Breton annuì pensoso, rendendosi conto solo allora di quanto fosse stato vicino a salvare Kate e a liberarsi contemporaneamente del Tempo B in un colpo solo. Dunque, la polizia aveva cercato di incastrare John! Peccato davvero che le leggi della fisica cronomotrice avessero fatto tornare nel Tempo A il proiettile che aveva ucciso Spiedel, insieme all’uomo che aveva sparato e al fucile. Altrimenti le rigature lasciate dalla canna sul proiettile sarebbero risultate corrispondenti a quelle della canna del fucile, rotto e da lungo tempo in disuso, di John Breton; il che avrebbe dato dei bei grattacapi agli onnipotenti esperti di balistica.

— Non capisco ancora perché tu abbia nominato Convery — disse. — Hai appena detto che John è stato scagionato.

— Infatti, ma il tenente Convery ha continuato a venir qui, di tanto in tanto. E viene ancora, quando si trova da queste parti, a bere un caffè e a parlare di fossili e di geologia con John.

— Mi pare innocuo.

— Oh, certo. A John è simpatico, ma a me ricorda qualcosa che preferisco dimenticare.

Breton allungò una mano sul tavolo per afferrare quella di Kate.

— E io, che cosa ti ricordo?

Kate si mosse a disagio, ma non sottrasse la mano. — Forse qualcosa che voglio ricordare.

— Sei mia moglie, Kate… e io voglio che tu torni con me. — Sentì le dita di lei intrecciarsi alle sue e stringere, stringere, come se volesse fare una prova di forza. Kate aveva l’espressione di una donna in preda ai dolori del parto. Rimasero così, seduti, senza più dire niente, finché i passi di John Breton non risuonarono fuori dalla porta della cucina. John entrò, vestito di un completo grigio, e andò ad accendere la radio.

— Voglio ascoltare le ultime notizie, prima di uscire — disse.

— Io sparecchio — disse Kate, alzandosi.

Anche Jack si alzò, pieno di risentimento verso l’altro, che considerava un intruso nella sua casa, e si avviò per poi soffermarsi nella fresca penombra del soggiorno. Kate aveva risposto alla sua stretta, e questo importava… Aveva fatto bene ad agire come aveva agito, presentandosi subito a Kate e a John per spiegare loro tutto.

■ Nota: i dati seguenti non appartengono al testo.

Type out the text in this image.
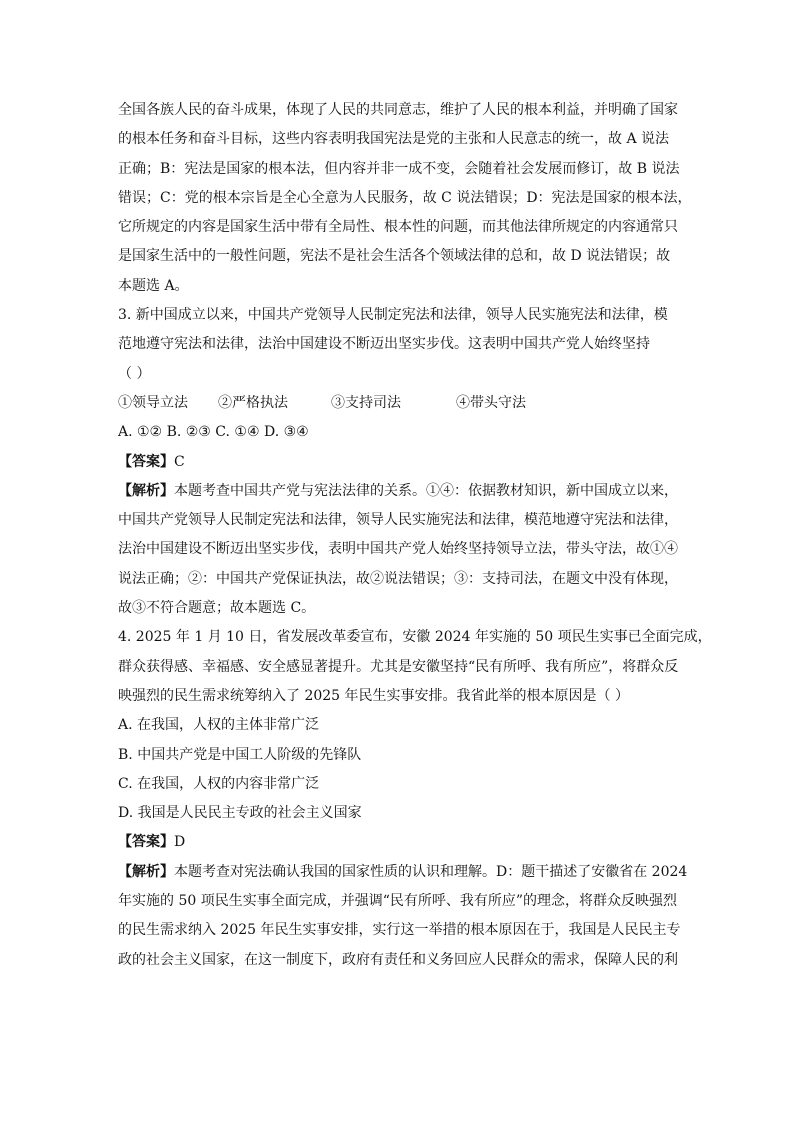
全国各族人民的奋斗成果，体现了人民的共同意志，维护了人民的根本利益，并明确了国家
的根本任务和奋斗目标，这些内容表明我国宪法是党的主张和人民意志的统一，故 A 说法
正确；B：宪法是国家的根本法，但内容并非一成不变，会随着社会发展而修订，故 B 说法
错误；C：党的根本宗旨是全心全意为人民服务，故 C 说法错误；D：宪法是国家的根本法，
它所规定的内容是国家生活中带有全局性、根本性的问题，而其他法律所规定的内容通常只
是国家生活中的一般性问题，宪法不是社会生活各个领域法律的总和，故 D 说法错误；故
本题选 A。
3. 新中国成立以来，中国共产党领导人民制定宪法和法律，领导人民实施宪法和法律，模
范地遵守宪法和法律，法治中国建设不断迈出坚实步伐。这表明中国共产党人始终坚持
（ ）
①领导立法	②严格执法	③支持司法	④带头守法
A. ①② B. ②③ C. ①④ D. ③④
【答案】C
【解析】本题考查中国共产党与宪法法律的关系。①④：依据教材知识，新中国成立以来，
中国共产党领导人民制定宪法和法律，领导人民实施宪法和法律，模范地遵守宪法和法律，
法治中国建设不断迈出坚实步伐，表明中国共产党人始终坚持领导立法，带头守法，故①④
说法正确；②：中国共产党保证执法，故②说法错误；③：支持司法，在题文中没有体现，
故③不符合题意；故本题选 C。
4. 2025 年 1 月 10 日，省发展改革委宣布，安徽 2024 年实施的 50 项民生实事已全面完成，
群众获得感、幸福感、安全感显著提升。尤其是安徽坚持“民有所呼、我有所应”，将群众反
映强烈的民生需求统筹纳入了 2025 年民生实事安排。我省此举的根本原因是（ ）
A. 在我国，人权的主体非常广泛
B. 中国共产党是中国工人阶级的先锋队
C. 在我国，人权的内容非常广泛
D. 我国是人民民主专政的社会主义国家
【答案】D
【解析】本题考查对宪法确认我国的国家性质的认识和理解。D：题干描述了安徽省在 2024
年实施的 50 项民生实事全面完成，并强调“民有所呼、我有所应”的理念，将群众反映强烈
的民生需求纳入 2025 年民生实事安排，实行这一举措的根本原因在于，我国是人民民主专
政的社会主义国家，在这一制度下，政府有责任和义务回应人民群众的需求，保障人民的利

Mantenere segreta la sua presenza nel Tempo B sarebbe stato un procedimento più logico ed efficiente. Come quello di uccidere John, sbarazzarsi del cadavere e riprendere la sua vita insieme a Kate come se nulla fosse stato. Ma, così facendo, avrebbe sempre avuto il rimorso di avere ingannato Kate, mentre ora aveva la suprema giustificazione che lei lo preferiva all’uomo che era diventato il Breton del Tempo B. Questo era molto importante, ed era tempo di pensare ai particolari del prossimo passo… Cioè dell’eliminazione di John Breton.

Immerso nei suoi pensieri, Jack Breton si mise a passeggiare su e giù per il soggiorno, prendendo distrattamente un libro o un oggetto, e rimettendoli a posto dopo un’occhiata. La sua attenzione fu attratta improvvisamente da un mucchio di fogli coperti di una fitta scrittura a mano. Sul primo c’era uno strano disegno a spirale. Prese il foglio e vide che anche quello che aveva scambiato per un disegno, era uno scritto. Facendo roteare il foglio, Breton lesse lentamente un frammento di poesia.

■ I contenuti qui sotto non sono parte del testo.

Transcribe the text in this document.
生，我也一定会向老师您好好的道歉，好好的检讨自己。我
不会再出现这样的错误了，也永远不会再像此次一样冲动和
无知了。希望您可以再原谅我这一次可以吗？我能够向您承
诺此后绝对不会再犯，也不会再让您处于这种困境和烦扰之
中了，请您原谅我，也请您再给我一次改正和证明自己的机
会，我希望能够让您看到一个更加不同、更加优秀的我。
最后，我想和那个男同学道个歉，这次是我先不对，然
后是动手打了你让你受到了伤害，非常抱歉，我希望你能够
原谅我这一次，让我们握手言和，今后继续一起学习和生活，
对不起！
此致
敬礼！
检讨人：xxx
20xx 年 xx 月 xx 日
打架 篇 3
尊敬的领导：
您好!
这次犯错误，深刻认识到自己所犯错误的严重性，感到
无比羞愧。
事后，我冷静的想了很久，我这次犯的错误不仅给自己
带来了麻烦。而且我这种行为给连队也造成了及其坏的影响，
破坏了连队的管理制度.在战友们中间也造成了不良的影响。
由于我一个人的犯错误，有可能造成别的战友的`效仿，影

Ti ho desiderato per mille notti

mentre la verde fosforescenza della lancetta

si spostava lenta.

Il desiderio di te mi faceva piangere,

ma tu non potevi assaporare le mie lacrime.

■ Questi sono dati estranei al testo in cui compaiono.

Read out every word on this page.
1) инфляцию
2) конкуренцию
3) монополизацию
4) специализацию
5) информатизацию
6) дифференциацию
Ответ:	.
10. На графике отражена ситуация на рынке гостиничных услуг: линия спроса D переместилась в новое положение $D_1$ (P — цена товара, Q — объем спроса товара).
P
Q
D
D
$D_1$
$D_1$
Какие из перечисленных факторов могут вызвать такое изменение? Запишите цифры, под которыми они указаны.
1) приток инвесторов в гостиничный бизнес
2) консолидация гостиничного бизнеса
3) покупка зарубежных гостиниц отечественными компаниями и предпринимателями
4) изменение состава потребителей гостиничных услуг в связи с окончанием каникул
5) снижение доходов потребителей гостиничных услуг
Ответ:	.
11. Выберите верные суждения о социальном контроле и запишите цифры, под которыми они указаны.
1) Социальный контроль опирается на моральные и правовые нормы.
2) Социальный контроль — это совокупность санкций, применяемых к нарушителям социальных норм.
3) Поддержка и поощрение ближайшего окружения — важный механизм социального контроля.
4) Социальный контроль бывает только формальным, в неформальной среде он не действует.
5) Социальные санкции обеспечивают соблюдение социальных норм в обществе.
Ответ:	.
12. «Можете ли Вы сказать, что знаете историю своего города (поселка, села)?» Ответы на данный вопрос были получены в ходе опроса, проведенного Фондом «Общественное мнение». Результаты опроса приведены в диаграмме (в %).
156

Depose il foglio, e stava già allontanandosi dal tavolino, quando afferrò il senso delle parole. Ci vollero alcuni secondi prima che le chiuse della memoria si aprissero, e quando questo accadde, si senti gelare la fronte per la paura. Era lui che aveva scritto quelle parole, per se stesso, nel periodo in cui era stato sulle soglie della pazzia, dopo la morte di Kate… Ma non le aveva mai mostrate a nessuno.

E adesso, si trovavano in un altro mondo, in un altro tempo.